Durante cerimônia de entrega de cinco novas ambulâncias para o Serviço de Atendimento Móvel de Urgência (SAMU), nesta quinta-feira (15), o prefeito de Belo Horizonte, Álvaro Damião (União), falou sobre o aumento no número de pessoas internadas com sintomas de doenças respiratórias — comuns nesta época do ano —, o que tem ocasionado superlotação nas unidades de saúde da capital.

Questionado pela Itatiaia sobre o atual cenário, Damião disse que não há 'plano B' para desafogar a lotação, mas sim a continuidade das ações já em andamento.

"A gente está executando o nosso plano. Nós abrimos 30 novos leitos recentemente. De ontem para hoje, na Feluma, abrimos mais 15 leitos para poder atender esses casos de urgência. A gente sabe que não é simples, não é fácil.

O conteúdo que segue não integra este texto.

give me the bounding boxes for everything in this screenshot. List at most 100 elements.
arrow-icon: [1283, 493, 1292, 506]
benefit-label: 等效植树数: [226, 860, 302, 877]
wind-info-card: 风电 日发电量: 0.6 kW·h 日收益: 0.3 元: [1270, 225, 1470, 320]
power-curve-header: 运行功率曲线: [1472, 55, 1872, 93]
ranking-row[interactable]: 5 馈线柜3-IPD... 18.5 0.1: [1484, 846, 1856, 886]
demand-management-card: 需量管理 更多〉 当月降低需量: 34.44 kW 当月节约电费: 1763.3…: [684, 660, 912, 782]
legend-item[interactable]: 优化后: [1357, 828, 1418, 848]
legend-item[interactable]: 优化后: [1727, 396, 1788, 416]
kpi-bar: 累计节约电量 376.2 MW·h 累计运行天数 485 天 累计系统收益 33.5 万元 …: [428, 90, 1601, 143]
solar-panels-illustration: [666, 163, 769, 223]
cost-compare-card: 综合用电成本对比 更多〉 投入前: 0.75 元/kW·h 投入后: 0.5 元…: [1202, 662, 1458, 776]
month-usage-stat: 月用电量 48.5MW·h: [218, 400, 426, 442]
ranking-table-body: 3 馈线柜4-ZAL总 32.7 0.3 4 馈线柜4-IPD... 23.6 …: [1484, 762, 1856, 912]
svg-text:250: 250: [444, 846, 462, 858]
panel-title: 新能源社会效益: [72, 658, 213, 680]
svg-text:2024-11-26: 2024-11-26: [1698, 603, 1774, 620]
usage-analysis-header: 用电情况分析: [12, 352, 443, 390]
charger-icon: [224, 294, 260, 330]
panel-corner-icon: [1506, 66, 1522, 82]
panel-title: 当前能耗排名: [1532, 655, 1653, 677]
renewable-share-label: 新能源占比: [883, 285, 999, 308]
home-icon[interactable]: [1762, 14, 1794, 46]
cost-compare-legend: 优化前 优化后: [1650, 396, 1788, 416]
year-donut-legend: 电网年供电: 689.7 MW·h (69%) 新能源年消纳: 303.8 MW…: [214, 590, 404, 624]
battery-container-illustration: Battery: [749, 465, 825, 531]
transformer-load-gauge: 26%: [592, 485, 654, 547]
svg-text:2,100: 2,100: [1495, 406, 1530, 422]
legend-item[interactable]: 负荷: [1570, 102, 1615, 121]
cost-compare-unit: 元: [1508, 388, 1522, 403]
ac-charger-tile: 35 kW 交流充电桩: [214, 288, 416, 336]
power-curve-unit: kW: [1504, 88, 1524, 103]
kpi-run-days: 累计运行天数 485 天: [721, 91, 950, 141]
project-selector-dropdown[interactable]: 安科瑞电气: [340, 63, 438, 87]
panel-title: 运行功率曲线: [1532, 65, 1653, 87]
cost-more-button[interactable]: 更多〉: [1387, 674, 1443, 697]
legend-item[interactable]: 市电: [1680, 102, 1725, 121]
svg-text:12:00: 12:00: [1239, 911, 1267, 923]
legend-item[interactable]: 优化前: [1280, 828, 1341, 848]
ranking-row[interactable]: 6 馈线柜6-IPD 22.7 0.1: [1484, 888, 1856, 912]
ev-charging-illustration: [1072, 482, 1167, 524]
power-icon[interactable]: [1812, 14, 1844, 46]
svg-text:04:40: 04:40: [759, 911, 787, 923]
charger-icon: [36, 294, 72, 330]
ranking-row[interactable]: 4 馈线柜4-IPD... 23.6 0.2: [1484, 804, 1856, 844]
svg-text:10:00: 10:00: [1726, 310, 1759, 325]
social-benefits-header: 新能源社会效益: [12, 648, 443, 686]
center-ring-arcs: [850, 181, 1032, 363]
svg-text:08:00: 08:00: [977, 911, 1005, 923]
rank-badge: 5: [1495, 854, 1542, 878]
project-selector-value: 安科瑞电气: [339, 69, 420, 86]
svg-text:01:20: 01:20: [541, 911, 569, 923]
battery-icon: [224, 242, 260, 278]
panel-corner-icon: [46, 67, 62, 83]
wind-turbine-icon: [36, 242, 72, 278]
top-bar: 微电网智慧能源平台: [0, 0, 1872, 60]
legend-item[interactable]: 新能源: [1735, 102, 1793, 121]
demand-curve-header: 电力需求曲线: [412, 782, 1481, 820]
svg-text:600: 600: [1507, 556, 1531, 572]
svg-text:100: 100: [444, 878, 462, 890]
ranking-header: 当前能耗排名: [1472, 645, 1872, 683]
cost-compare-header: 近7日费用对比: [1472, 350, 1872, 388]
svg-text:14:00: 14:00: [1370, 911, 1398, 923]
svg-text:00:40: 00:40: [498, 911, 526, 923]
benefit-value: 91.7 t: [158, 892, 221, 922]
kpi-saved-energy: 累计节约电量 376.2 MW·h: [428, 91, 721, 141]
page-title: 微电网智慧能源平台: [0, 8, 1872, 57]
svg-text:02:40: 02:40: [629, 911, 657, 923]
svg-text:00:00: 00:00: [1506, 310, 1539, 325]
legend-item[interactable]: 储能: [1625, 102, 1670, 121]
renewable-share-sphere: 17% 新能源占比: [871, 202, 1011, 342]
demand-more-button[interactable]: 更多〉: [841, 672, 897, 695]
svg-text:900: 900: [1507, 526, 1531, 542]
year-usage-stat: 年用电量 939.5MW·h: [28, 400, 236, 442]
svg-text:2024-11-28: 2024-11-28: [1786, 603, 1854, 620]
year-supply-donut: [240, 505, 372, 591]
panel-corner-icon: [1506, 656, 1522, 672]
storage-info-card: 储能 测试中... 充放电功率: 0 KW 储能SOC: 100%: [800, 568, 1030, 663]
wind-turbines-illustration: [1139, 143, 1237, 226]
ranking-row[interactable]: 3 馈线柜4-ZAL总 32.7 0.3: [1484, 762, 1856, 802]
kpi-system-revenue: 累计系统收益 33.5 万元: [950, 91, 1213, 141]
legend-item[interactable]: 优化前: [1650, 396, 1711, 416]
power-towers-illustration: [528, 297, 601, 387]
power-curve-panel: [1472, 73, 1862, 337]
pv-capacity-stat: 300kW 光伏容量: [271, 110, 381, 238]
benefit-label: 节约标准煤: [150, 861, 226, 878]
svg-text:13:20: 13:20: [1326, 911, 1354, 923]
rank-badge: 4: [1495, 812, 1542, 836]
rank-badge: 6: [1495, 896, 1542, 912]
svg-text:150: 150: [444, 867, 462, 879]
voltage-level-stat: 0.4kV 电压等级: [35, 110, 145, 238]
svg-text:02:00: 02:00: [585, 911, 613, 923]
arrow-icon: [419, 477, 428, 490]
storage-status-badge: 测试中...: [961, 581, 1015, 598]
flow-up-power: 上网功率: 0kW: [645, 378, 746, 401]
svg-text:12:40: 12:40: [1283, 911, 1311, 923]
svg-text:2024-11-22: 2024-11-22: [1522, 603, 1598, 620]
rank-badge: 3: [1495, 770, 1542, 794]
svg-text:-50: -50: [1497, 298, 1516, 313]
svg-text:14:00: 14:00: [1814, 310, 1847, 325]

Não tem 'plano B'. Nós não temos 'plano B' para a saúde. O nosso 'plano B' sempre foi o 'plano A'. E qual que é o 'plano A'? Atender as pessoas que precisam. O que vocês vão fazer para atender essas pessoas? O que nós já estamos fazendo, aumentando a capacidade de leitos na cidade de Belo Horizonte", afirmou o prefeito.

Damião ainda cobrou do governo do estado a disponibilização de leitos de hospitais que teriam sido prometidos ao município. "A gente aguarda o estado também, que nos prometeu 50 vagas, 50 vagas que ainda não surgiram. A prefeitura de Belo Horizonte está fazendo o papel dela, aguardando que o governo do estado também possa fazer o papel dele. As vagas que foram prometidas pelo governo do estado, que elas saiam o mais rápido possível. É agora que nós estamos precisando", pediu.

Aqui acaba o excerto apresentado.